BY Fast Company Contributor 3 MINUTE READ

It’s time to rethink the way we connect Zoom, Skype, and Google Hangouts.

Now that we spend so much of our days on Zoom, I think we can all be adult enough to admit: We’ve all side-chatted, saying one thing to the camera, and another on the side. Maybe it was a joke over Gchat at a coworker’s expense. Maybe it was just multitasking some emails. Maybe it was entering a password into another site.

It’s a relatively innocuous behavior, but it could come back to bite us. Researchers from the University of Texas at San Antonio and the University of Oklahoma have demonstrated something terrifying: They can read what people are typing during video calls on Zoom, Skype, and Google Hangouts with up to 93% accuracy.

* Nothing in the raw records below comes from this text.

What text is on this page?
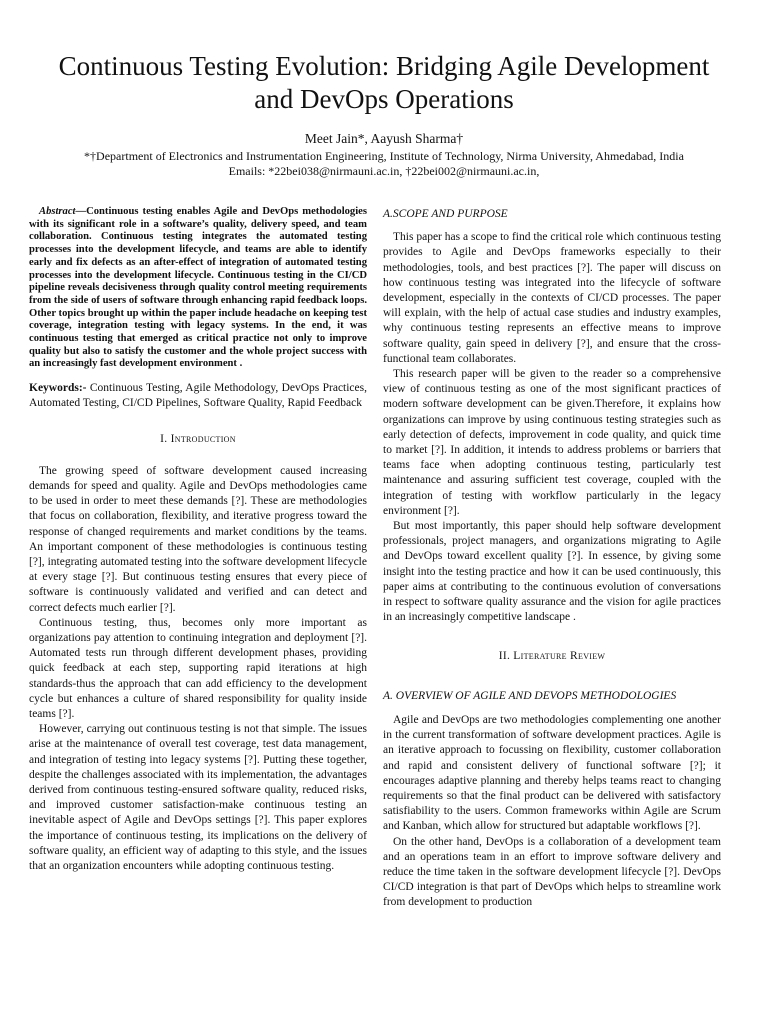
Continuous Testing Evolution: Bridging Agile Development and DevOps Operations
Meet Jain*, Aayush Sharma†
*†Department of Electronics and Instrumentation Engineering, Institute of Technology, Nirma University, Ahmedabad, India
Emails: *22bei038@nirmauni.ac.in, †22bei002@nirmauni.ac.in,

Abstract—Continuous testing enables Agile and DevOps methodologies with its significant role in a software’s quality, delivery speed, and team collaboration. Continuous testing integrates the automated testing processes into the development lifecycle, and teams are able to identify early and fix defects as an after-effect of integration of automated testing processes into the development lifecycle. Continuous testing in the CI/CD pipeline reveals decisiveness through quality control meeting requirements from the side of users of software through enhancing rapid feedback loops. Other topics brought up within the paper include headache on keeping test coverage, integration testing with legacy systems. In the end, it was continuous testing that emerged as critical practice not only to improve quality but also to satisfy the customer and the whole project success with an increasingly fast development environment .

Keywords:- Continuous Testing, Agile Methodology, DevOps Practices, Automated Testing, CI/CD Pipelines, Software Quality, Rapid Feedback

I. Introduction

The growing speed of software development caused increasing demands for speed and quality. Agile and DevOps methodologies came to be used in order to meet these demands [?]. These are methodologies that focus on collaboration, flexibility, and iterative progress toward the response of changed requirements and market conditions by the teams. An important component of these methodologies is continuous testing [?], integrating automated testing into the software development lifecycle at every stage [?]. But continuous testing ensures that every piece of software is continuously validated and verified and can detect and correct defects much earlier [?].

Continuous testing, thus, becomes only more important as organizations pay attention to continuing integration and deployment [?]. Automated tests run through different development phases, providing quick feedback at each step, supporting rapid iterations at high standards-thus the approach that can add efficiency to the development cycle but enhances a culture of shared responsibility for quality inside teams [?].

However, carrying out continuous testing is not that simple. The issues arise at the maintenance of overall test coverage, test data management, and integration of testing into legacy systems [?]. Putting these together, despite the challenges associated with its implementation, the advantages derived from continuous testing-ensured software quality, reduced risks, and improved customer satisfaction-make continuous testing an inevitable aspect of Agile and DevOps settings [?]. This paper explores the importance of continuous testing, its implications on the delivery of software quality, an efficient way of adapting to this style, and the issues that an organization encounters while adopting continuous testing.

A.SCOPE AND PURPOSE

This paper has a scope to find the critical role which continuous testing provides to Agile and DevOps frameworks especially to their methodologies, tools, and best practices [?]. The paper will discuss on how continuous testing was integrated into the lifecycle of software development, especially in the contexts of CI/CD processes. The paper will explain, with the help of actual case studies and industry examples, why continuous testing represents an effective means to improve software quality, gain speed in delivery [?], and ensure that the cross-functional team collaborates.

This research paper will be given to the reader so a comprehensive view of continuous testing as one of the most significant practices of modern software development can be given.Therefore, it explains how organizations can improve by using continuous testing strategies such as early detection of defects, improvement in code quality, and quick time to market [?]. In addition, it intends to address problems or barriers that teams face when adopting continuous testing, particularly test maintenance and assuring sufficient test coverage, coupled with the integration of testing with workflow particularly in the legacy environment [?].

But most importantly, this paper should help software development professionals, project managers, and organizations migrating to Agile and DevOps toward excellent quality [?]. In essence, by giving some insight into the testing practice and how it can be used continuously, this paper aims at contributing to the continuous evolution of conversations in respect to software quality assurance and the vision for agile practices in an increasingly competitive landscape .

II. Literature Review
A. OVERVIEW OF AGILE AND DEVOPS METHODOLOGIES

Agile and DevOps are two methodologies complementing one another in the current transformation of software development practices. Agile is an iterative approach to focussing on flexibility, customer collaboration and rapid and consistent delivery of functional software [?]; it encourages adaptive planning and thereby helps teams react to changing requirements so that the final product can be delivered with satisfactory satisfiability to the users. Common frameworks within Agile are Scrum and Kanban, which allow for structured but adaptable workflows [?].

On the other hand, DevOps is a collaboration of a development team and an operations team in an effort to improve software delivery and reduce the time taken in the software development lifecycle [?]. DevOps CI/CD integration is that part of DevOps which helps to streamline work from development to production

What are they analyzing to do so? Not your hands, but your shoulders.

“From a high-level perspective, this is a concern, which obviously has been overlooked for a while,” says University of Texas assistant professor of computer science Murtuza Jadliwala, who led the research, examining what could happen if your video meeting were hacked. “And actually, to be really frank, we didn’t start this work for COVID-19. This took a year. . . . But we started realizing in COVID-19, when everything [is in video chat], the importance of such an attack is amplified.”

As Jadliwala explains, the core problem is that our face-to-face video streams are presented in high fidelity, and their pixels convey more information than we realize. Without using any special machine learning or artificial intelligence techniques, Jadliwala’s team figured out how to read the subtle pixel shifts around someone’s shoulders to make out their basic cardinal movements: north, south, east, and west.

Applied to a keyboard, these four directions actually mean a lot. If you are typing “cat,” you start with the C, move west to the A, then back east to the T. Once researchers figured out how to read these directions through shoulder movements, they were able to create software that could cross-reference them with what they call “word profiles” built with an English dictionary, which turned the maze of directions into meaningful words.

The way a hack of this type would work is pretty simple. Anyone with access to your video feed could record it—whether that’s a nefarious stranger who broke into your feed, or someone you know who is part of your meeting. Then they would send that recorded video feed through software, which would analyze when you were typing, and what that typing contains.

In a lab setting, with a certain chair, keyboard, and webcam—while testing a limited pool of words—the average accuracy of the software was 75%. When the team tested subjects working from home in uncontrolled setups (they were asked to visit any websites, write emails, and enter their passwords), accuracy dropped significantly. The team was able to reverse-engineer 66% of the websites visited, but only 21% of random English words, and about 18% of the passwords typed. The reason for this diminished accuracy was that the model makes inferences based on the context of sentences, so it has a tougher time with random words. Passwords, meanwhile, often aren’t in the dictionary at all, so it’s harder for the software to figure them out simply by cross-referencing the English language. Accuracy dropping outside a lab setting were less about lighting or camera quality than some intricacies of the software itself.

Other things confused the model, too. It was slightly less accurate analyzing long sleeves compared with short sleeves. Long hair hid one subject’s shoulders entirely, basically working as a cloak to what they were typing. And people who hunted and pecked for keys were much harder to read than those who typed at high speed and with perfect form.

But Jadliwala points out that this is still a significant vulnerability, particularly because it’s based not upon one company’s problematic code but an entire industry of video chat software that many of us rely on for sensitive communication every day. This security vulnerability is due to the design of the communication medium itself.

“A lot of times, the way responsible [security] research works, if I find problem with Zoom or Google’s software, I’m not going to even publish it. I’m going to contact them first,” says Jadliwala. He opted not to wait this time. “But our research is not Zoom or Google specific. They cannot do anything about it at the software level in some sense.”

So what can these video chat platforms do? Simple: Automatically blur the video around someone’s shoulders when they detect someone typing. Given that platforms like Zoom now allow skin smoothing and virtual backgrounds, there’s precedent to editing your video stream before sharing it out with the world.

As for what you can do until then to secure your own communications, do know that while Jadliwala shared a lot of the fundamentals of his research in the public domain, he hasn’t shared the actual code his lab has used with other researchers, and he isn’t planning to until February of 2021 when he presents this paper at a security conference. “For someone to carry out this attack [today], they’d need a lot of experience and expertise,” says Jadliwala.

That said, until Zoom, Skype, and Hangouts start to blur your shoulders, you might consider everything you silently type on the record. Or just grow out your hair.